My question is this: What does this have to do with us? Well, Hosea was writing to a specific people for a specific reason dealing with a specific issue. And we’re not them. Our relationship with the Lord is not the same as theirs was.
But, as we watch our culture become more and more decadent, I can’t help but wonder if the church has done its job well of proclaiming truth to a culture steeped in a kind of willful ignorance of what is right and true. Have we spoken the truth with the kind of gracious boldness that gains an audience willing to at least consider what we have to say? Or have we simply used the truth as a club alienating the very people who most need to hear it?

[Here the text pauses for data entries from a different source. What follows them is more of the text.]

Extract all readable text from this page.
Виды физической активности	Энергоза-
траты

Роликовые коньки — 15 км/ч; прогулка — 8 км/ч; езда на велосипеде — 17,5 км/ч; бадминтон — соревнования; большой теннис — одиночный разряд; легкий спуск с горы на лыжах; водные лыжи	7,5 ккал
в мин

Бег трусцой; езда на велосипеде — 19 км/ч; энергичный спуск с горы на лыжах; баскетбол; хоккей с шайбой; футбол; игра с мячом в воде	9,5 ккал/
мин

Or have we even left the culture in ignorance in order to secretly gorge off of their sin?
We have a role to play with respect to the culture we are in. It’s not identical to Hosea’s or the priests, but it is vital all the same. If we fail to play it, there will be a price to pay. Their sin and the blood it causes will be on our hands. We must speak with gentleness, but an insistent boldness that won’t rest until the truth is heard clearly and can be rejected or accepted on its own merits. Much depends on it. Let’s get to it.